Lima Basin Petroleum Systems
Baseline Resolution & GSI
The Lima Basin is a frontier basin located offshore along the central coast of Peru, west and south of the Trujillo and Salaverry Basins, northwest of the Pisco Basin, and just west of the city of Lima. It lies in water depths ranging from 500 to 2,000m, and has a total area of approximately 22,725 square km. The basin is located in an extensional tectonic framework dominated by continental margin activity, close to the Peruvian trench.
The continental shelf in the Lima area is 40km wide, and the slope is defined by an abrupt change in the sea bottom depth, which reaches 2,000m at 60km from the shelf edge. The Lima Basin is separated from the Salaverry and Trujillo Basins by basement highs, and bounded on the south by the Abancay Deflection.

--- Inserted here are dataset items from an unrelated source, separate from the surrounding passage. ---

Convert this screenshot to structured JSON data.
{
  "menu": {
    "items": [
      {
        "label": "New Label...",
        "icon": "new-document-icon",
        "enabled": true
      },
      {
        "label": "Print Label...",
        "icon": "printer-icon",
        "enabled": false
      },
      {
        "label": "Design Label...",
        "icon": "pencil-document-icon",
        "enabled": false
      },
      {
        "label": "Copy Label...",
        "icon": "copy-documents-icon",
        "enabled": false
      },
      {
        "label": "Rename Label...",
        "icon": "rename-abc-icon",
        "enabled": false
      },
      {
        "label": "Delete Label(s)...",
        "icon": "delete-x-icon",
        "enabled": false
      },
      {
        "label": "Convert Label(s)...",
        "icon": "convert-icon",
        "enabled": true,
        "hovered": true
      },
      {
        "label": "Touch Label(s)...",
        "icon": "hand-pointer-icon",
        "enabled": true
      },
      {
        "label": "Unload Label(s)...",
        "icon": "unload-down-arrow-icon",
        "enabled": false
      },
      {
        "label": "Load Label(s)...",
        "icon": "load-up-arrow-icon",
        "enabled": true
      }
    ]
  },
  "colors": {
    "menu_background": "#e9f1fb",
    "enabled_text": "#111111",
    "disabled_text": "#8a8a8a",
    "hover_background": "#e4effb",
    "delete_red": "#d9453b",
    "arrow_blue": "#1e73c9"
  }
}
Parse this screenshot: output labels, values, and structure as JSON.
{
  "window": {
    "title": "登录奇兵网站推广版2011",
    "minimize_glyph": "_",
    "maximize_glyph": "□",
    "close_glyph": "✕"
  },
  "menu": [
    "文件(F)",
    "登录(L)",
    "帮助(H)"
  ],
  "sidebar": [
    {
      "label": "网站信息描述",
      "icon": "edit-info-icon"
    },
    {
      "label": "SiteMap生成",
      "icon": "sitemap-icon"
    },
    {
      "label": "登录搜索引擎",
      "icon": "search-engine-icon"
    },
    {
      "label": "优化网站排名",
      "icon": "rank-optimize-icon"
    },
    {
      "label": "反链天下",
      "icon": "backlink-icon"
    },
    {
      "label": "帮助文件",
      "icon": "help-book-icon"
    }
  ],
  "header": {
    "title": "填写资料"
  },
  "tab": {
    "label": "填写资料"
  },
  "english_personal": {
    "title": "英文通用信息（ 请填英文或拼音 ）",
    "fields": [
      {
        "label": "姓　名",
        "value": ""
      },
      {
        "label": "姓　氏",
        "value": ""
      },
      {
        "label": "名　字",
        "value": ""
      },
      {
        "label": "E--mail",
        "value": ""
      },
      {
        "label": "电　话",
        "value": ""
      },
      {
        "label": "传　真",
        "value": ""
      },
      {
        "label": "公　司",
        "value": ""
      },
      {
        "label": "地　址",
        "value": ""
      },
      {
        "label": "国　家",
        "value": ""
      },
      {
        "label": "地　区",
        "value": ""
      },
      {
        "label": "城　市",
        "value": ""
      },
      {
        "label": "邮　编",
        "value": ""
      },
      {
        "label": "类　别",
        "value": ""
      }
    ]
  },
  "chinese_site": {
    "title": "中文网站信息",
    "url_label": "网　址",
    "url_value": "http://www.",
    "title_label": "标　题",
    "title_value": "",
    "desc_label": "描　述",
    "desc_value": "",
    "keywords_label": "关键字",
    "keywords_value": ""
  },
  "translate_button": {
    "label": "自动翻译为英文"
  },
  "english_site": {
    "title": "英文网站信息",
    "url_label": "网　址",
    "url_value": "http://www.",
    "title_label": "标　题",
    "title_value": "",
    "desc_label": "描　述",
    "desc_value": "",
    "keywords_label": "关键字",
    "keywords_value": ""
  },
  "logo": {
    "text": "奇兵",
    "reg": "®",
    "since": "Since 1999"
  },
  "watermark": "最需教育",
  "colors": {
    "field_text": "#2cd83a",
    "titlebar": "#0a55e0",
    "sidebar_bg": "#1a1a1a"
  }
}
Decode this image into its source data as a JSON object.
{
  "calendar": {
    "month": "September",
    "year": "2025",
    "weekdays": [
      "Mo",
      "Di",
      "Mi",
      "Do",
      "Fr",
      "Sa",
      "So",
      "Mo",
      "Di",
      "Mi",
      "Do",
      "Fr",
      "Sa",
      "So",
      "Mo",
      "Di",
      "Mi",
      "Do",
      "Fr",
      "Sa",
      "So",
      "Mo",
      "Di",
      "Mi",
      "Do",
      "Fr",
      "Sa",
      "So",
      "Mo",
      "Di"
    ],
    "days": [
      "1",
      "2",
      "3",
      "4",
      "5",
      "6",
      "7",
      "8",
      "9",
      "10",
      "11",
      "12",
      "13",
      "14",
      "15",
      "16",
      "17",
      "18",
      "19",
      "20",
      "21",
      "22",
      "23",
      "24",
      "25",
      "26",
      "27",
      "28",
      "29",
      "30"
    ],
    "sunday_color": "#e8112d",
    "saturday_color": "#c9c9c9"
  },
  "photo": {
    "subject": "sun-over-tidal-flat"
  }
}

No wells have been drilled in the Lima Basin, and exploration activity has been limited mainly to regional seismic studies. Some widely spaced seismic data were obtained in the 1970’s and 80’s as a part of the Nazca Plate Project, studies by the University of Hawaii, and by Shell International. Previous studies of the Pisco Basin (Yukos, 2002; Petrotech, 2004; Gaffney, Cline & Associates, 2005) have included a small portion of the southern Lima Basin in their evaluations, based primarily on a 1993 Ribiana seismic survey. Leg 112 of the Ocean Drilling Program cored several shallow locations in the Lima area.